Un regard novateur et réaliste au milieu de l’explosion du rock. Parce que Bill fait parti de ces êtres « terriens » avant tout, le genre qui a les deux pieds coulés dans le béton, qui refuse de se laisser aller, d’abandonner, de reculer d’un pouce… et c’est ce choix de vie iconoclaste qui offre au lecteur un point de vu décalé sur l’été de l’amour. Difficile de ne pas être d’accord avec lui, lorsqu’il exprime des doutes sur le fait de distribuer de la drogue à tout le monde ou sur la validité des concerts gratuits. Ce « capitaliste au grand cœur » se transforme peu à peu en un monstre, une locomotive ne pouvait dérailler dans un monde déglingué, il incarne à la fois le méchant mercantile cherchant se faire de l’argent sur le dos des autres et l’esprit ouvert, libre qui fait tout pour que de jeunes groupes puissent s’exprimer. Comment ne pas en vouloir à cet homme qui flairant un bon filon usera de nombreux stratagèmes pour se mettre du pognon dans les poches sur le dos de l’idéologie hippie, comment ne pas aimer cet homme qui voulait assurer la sécurité des spectateurs et des vedettes autant que leur bien être ?

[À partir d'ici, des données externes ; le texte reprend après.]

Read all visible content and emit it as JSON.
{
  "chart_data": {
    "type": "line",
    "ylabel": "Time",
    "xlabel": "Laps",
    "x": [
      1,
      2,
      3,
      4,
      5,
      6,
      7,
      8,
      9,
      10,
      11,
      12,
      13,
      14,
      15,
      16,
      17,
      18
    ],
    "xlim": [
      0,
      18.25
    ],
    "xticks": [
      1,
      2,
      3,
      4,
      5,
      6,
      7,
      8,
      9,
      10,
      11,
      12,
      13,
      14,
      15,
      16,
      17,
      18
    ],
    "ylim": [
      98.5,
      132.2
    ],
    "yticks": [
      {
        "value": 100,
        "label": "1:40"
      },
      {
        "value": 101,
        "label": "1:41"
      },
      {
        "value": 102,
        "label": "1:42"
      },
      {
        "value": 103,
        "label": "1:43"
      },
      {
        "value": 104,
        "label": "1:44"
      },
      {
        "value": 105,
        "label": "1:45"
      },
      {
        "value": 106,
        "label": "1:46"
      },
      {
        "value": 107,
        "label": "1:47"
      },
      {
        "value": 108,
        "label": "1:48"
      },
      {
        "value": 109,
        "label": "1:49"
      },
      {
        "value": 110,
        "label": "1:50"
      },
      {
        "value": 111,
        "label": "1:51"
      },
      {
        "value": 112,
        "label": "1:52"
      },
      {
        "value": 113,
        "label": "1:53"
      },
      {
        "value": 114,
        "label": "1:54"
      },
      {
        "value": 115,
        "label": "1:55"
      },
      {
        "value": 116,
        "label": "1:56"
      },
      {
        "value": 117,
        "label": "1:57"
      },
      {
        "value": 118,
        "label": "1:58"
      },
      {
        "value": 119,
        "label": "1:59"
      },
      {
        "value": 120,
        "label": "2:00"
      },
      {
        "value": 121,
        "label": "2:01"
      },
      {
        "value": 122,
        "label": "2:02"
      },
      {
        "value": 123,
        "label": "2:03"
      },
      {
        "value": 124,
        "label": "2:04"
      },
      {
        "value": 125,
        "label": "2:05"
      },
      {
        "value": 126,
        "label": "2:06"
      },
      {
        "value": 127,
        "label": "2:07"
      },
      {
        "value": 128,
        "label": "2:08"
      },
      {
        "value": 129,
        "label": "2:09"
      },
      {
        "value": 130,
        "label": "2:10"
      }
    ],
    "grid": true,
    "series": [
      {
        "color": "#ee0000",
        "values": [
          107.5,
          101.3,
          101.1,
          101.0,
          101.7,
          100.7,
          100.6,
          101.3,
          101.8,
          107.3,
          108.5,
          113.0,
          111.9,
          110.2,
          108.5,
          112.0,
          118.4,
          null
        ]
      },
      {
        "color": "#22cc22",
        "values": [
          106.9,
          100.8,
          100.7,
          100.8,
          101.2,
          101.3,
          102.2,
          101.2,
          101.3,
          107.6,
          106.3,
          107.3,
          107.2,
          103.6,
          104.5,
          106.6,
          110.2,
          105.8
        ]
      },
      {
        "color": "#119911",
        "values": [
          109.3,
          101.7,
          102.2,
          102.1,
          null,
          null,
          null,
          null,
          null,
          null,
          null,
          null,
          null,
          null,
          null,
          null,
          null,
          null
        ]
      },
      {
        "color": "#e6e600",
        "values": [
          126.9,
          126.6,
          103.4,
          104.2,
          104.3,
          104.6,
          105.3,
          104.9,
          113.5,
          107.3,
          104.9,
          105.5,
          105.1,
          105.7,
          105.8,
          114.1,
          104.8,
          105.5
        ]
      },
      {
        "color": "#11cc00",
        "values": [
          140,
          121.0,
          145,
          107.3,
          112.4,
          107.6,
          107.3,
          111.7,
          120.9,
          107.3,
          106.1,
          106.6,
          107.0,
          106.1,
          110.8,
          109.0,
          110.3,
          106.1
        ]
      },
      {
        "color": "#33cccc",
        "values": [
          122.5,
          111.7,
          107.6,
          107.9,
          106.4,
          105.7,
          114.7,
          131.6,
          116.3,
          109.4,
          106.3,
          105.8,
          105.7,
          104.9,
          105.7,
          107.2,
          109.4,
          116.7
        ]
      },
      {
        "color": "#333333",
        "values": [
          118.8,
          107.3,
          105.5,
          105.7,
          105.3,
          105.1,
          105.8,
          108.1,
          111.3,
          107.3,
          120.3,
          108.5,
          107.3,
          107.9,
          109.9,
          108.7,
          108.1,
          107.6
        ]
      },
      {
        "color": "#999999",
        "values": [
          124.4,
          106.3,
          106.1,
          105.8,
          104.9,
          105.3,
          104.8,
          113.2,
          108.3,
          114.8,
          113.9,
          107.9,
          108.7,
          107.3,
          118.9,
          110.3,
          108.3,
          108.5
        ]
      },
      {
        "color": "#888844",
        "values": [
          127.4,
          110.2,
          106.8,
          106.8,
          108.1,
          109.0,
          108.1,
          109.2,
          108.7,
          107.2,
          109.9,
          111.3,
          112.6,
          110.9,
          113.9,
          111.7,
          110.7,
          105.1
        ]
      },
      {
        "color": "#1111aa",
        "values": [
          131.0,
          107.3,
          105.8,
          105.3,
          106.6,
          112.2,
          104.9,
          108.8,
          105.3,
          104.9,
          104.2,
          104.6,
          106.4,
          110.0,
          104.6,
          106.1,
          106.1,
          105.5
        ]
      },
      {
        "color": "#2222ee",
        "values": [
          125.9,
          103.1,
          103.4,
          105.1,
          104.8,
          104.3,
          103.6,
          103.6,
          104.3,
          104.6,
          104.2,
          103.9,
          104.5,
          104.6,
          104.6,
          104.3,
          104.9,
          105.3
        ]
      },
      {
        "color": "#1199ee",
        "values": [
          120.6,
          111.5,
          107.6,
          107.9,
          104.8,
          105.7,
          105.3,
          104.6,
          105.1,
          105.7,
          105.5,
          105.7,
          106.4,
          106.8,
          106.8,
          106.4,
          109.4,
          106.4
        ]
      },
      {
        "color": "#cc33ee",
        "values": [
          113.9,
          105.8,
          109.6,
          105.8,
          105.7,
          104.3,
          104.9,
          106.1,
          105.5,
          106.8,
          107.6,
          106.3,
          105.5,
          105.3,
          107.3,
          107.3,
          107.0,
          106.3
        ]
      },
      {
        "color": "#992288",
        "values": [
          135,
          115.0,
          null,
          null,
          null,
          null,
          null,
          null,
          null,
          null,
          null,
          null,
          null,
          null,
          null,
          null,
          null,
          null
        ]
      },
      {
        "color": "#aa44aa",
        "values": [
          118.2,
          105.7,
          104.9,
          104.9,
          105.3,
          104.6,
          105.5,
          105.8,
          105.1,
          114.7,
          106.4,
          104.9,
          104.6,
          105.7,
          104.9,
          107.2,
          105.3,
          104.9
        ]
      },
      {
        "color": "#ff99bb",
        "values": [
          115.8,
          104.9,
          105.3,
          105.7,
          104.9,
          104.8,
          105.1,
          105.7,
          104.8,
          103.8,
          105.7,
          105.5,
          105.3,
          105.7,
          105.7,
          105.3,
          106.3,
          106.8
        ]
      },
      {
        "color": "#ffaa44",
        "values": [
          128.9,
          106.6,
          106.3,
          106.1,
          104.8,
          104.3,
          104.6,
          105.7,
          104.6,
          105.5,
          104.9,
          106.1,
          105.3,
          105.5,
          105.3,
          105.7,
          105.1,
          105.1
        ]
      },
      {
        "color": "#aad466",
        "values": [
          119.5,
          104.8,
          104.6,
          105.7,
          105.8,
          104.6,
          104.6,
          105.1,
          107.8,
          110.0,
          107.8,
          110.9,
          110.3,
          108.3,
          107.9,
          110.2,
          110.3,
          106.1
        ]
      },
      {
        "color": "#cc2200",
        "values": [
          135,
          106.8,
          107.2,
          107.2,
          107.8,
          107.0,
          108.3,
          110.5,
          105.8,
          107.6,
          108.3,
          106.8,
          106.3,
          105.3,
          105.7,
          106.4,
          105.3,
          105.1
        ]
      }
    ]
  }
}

Par son regard les années 60 ne sont plus si grandiloquentes, si exagérément utopiques et ça fait du bien. Les idoles se fanent , la réalité crue des artistes prend le dessus sur les posters et les microsillons… alors même que Bill érige des temples à la démesure de leurs talents. Une plongée en apnée dans ce que l’on croit un être un aquarium multicolore de passionné attentif et qui se révèle possédée des fosses abyssales remplies de requins. Le rock c’est aussi ça… surtout ça, dirons certains.


Et puis c’est surtout l’occasion de percevoir la transformation d’une musique en un business, de se rendre compte à quel point la philosophie du « toujours plus » à mise à bas l’art lui-même, de comment des arrangements au coin de rue ou dans un bureau mité, se sont transformés en une tambouille indescriptibles d’accords et de management. Avec son sens des affaires, ses hurlements, son amour de la musique et des musiciens Bill fut de toutes les aventures… accompagnant Hendrix boire une bière ou subissant les stones, led zep, CSN&Y et leurs caprices en concert ou en tournée… il désacralise les héros d’antan, les descends de leur postérité pour laisser place à la musique et à la désillusion.

Constat amer mais nécessaire lecture que celle de ce livre au combien génial et envoutant. Sur prêt de 800 pages on prend un chemin sans compromis pour explorer une trentaine d’années de l’histoire du rock, de quoi rigoler tout seul (sisi), halluciner devant la roublardise du personnage et aller s’acheter un coupe boulon pour détruire nos statues personnelles, celles que nous avions patiemment dressées au fil des années… mais si ! Vous savez, comme gamin vous aviez des frissons sur telle ou telle musique avec tel ou tel groupe, plus tard devant la masse d’informations horribles sur nos idoles nous préférions regarder ailleurs et dire « oui, mais tout de même quel talent ».


En plus, ce qui ne gâche rien,même s’il est difficile de faire la part des choses entre témoignage direct et réécriture par le co-auteur du bouquin, on ne peut que louer les talents de conteur (et de menteur) de Bill qui ne cesse de faire ce qu’il a le mieux faire tout sa vie : se mettre en scène.

on notera que s’il était plus « vieux » que la plupart des hippies de l’époque à ses débuts ce qui lui donnait un statut particulier, s’il avait également un certain sens des réalités économiques.. Bill était aussi un être complexe et fragile… ceci expliquant sans doute sa capacité à « comprendre » cette génération.